Starting January 20, the Trump administration can deploy a limited lawfare, narrowly tailored to punish present and former executive-branch officials who figured they could get away with setting America on paths which it would be ill-advised to take by means as peremptory and Machiavellian as the officials imposed (or attempted to impose) on the country.
Limited lawfare doesn’t have to concern only actions in the interregnum between an incoming and an outgoing administration. But a presidential interregnum is ideal for showing how limited lawfare can work. For one thing: it focuses mainly on government operatives, not largely on private citizens such as the J6 protesters. This reminds us that U.S. district attorneys and their subordinates are not exempt; real light can thereby be thrown on the false braying of progressives about “the rule of law.” Matthew Graves’s actions, and not only in the interregnum (he resigned last week as U.S. Attorney for the District of Columbia), invite particular scrutiny.
Also, charges need not be brought only in Washington, D.C.; they can be brought in any area of the country affected by miscreant officials’ actions.
One priority of limited lawfare this year might be the targeting of officials making -- since the election but before Trump takes office -- hastily-contrived legal changes that expand or solidify immigration. Another might be the targeting of officials who in that same period provided money and weapons to Ukraine from the discretionary budget, and of American intelligence officers who give Ukraine indispensable military-target information.

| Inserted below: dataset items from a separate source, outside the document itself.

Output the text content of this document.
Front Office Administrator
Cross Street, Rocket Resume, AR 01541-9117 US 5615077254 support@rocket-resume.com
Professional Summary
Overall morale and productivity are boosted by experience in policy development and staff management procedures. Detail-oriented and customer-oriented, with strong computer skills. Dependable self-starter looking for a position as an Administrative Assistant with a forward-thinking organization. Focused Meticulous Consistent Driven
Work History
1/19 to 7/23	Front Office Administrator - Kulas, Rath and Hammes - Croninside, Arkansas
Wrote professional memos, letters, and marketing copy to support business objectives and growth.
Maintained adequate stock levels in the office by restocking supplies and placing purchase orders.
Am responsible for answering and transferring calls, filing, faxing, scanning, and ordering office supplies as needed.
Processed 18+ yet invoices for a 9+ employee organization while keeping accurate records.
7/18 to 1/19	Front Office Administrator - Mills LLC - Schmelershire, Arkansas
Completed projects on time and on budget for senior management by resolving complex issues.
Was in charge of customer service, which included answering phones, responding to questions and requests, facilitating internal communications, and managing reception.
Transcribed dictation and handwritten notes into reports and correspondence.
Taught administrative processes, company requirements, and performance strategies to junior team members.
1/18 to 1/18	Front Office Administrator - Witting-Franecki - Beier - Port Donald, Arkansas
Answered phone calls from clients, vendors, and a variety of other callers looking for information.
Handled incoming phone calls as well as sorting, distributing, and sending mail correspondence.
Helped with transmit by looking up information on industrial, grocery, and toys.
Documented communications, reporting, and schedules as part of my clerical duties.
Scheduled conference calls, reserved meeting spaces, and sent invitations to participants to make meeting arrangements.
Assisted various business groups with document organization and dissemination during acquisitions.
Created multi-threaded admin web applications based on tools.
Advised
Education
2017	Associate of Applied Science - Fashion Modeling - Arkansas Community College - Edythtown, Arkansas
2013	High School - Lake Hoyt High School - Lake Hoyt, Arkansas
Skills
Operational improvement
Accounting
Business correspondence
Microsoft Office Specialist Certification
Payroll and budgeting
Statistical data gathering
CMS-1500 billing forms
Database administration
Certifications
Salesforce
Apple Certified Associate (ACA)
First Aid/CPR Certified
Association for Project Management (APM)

Officials in the Biden administration are the ones indulging in institutional trickery right now. They are the correct recipients of limited lawfare. The Trump administration’s lawfare can be restricted to these people, and not engaged in more widely.

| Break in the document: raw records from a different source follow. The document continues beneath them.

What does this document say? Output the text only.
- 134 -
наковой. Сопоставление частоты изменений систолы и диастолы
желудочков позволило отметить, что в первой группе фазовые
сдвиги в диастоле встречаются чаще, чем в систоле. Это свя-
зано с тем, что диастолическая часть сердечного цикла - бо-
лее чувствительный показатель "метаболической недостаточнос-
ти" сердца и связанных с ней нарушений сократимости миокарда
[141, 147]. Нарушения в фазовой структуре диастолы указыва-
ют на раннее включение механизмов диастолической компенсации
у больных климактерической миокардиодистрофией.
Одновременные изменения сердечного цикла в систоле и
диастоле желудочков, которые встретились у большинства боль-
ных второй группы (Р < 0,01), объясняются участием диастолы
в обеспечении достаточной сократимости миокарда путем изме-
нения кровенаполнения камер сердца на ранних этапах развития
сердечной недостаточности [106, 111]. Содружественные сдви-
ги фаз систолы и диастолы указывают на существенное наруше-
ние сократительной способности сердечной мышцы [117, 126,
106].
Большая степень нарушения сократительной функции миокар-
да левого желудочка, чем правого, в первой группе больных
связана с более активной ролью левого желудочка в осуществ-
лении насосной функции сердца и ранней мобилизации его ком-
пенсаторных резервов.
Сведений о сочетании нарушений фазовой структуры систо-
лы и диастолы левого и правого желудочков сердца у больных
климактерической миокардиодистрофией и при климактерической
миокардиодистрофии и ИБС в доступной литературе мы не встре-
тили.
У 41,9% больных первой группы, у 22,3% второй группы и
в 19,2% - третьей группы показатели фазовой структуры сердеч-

As always, the problem is identifying all the culprits. To do this, the general approach should be to start with the person(s) with the ultimate line authority in the relevant segment of government, while keeping in mind that two or more segments of government might be involved in any given perversion of executive authority. Then unspool the thread down to, say, the GS-15 level of federal government officialdom. Work from the top to the bottom, and not the other way around. Apply a sort of upside-down subsidiarity principle, whereby the highest explicable -- or formally responsible -- government official is the person to target first in every offending executive-branch segment. For practical purposes, administrative-branch officials, whose authority formally stems from the executive branch, will be included.
Narrowly-tailored lawfare is not only justified in extreme circumstances (such as we seem to be seeing with the Biden administration in its nihilistic panic about its expiration date), but may be necessary to limit the damage, especially in the longer run by discouraging such activities via the threat of the lawfare cudgel.

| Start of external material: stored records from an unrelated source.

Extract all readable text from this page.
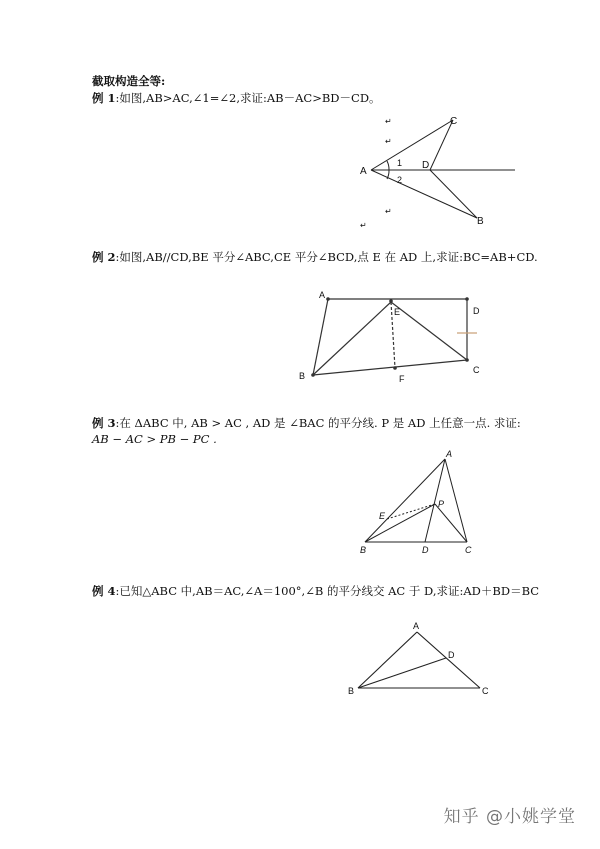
截取构造全等:
例 1:如图,AB>AC,∠1=∠2,求证:AB－AC>BD－CD。
A
C
D
B
1
2
↵
↵
↵
↵
例 2:如图,AB//CD,BE 平分∠ABC,CE 平分∠BCD,点 E 在 AD 上,求证:BC=AB+CD.
A
E	D
B	F
C
例 3:在 ΔABC 中, AB > AC , AD 是 ∠BAC 的平分线. P 是 AD 上任意一点. 求证:
AB − AC > PB − PC .
A
E
P
B	D	C
例 4:已知△ABC 中,AB＝AC,∠A＝100°,∠B 的平分线交 AC 于 D,求证:AD＋BD＝BC
A
D
B	C
知乎 @小姚学堂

As a hypothetical illustration, suppose we know that some Chinese agents in an isolated building in Chicago are about to unleash a devastating virus on the country, and the best way to stop it, and prevent the virus from escaping, is to unexpectedly hit them from all sides with flamethrowers, in contravention of international law after World War II, which strictly forbids the use of flamethrowers against an enemy. That’s what limited lawfare amounts to. It ain’t pretty, but it’s eminently salutary in how well it gets the job done. Nothing else may work quite so well. Call it “tough justice,” akin to tough love.
What if limited lawfare is abused? If it is, we will take that to be a lesson learned -- in the very process by which payback (“a dose of your own medicine”) is administered. We will know then what to avoid in the future, whether it be only the unlimited lawfare as practiced by Democrats in recent years (with the scandalous support of most law professors), or whether limited lawfare also presents unacceptably great risks. Let experience be our guide.
Limited lawfare scales down lawfare in the same way that John Rawls’s “Political Liberalism” scales down liberalism. Although a full theory of justified lawfare may eventually be needed, limited lawfare is intuitively a plausible conception. We simply construe justified lawfare as that which is narrowly tailored and directed at a well-defined class of government officials. Thus, Trump’s corrective lawfare will be weighed against the degree of the manipulativeness, peremptoriness, and maliciousness of certain actions of the outgoing Biden folks. (The Supreme Court loves weighing X against Y.)
In short, this nascent theory of limited lawfare is a calibrated way of fighting fire with fire. It’s not dissimilar to Israel’s efficient and nuanced way of fighting Hamas and Hezb’allah. To Democrats abusing the tools of executive-branch power at the close of the Biden administration, just know that your current activities might come back to bite you.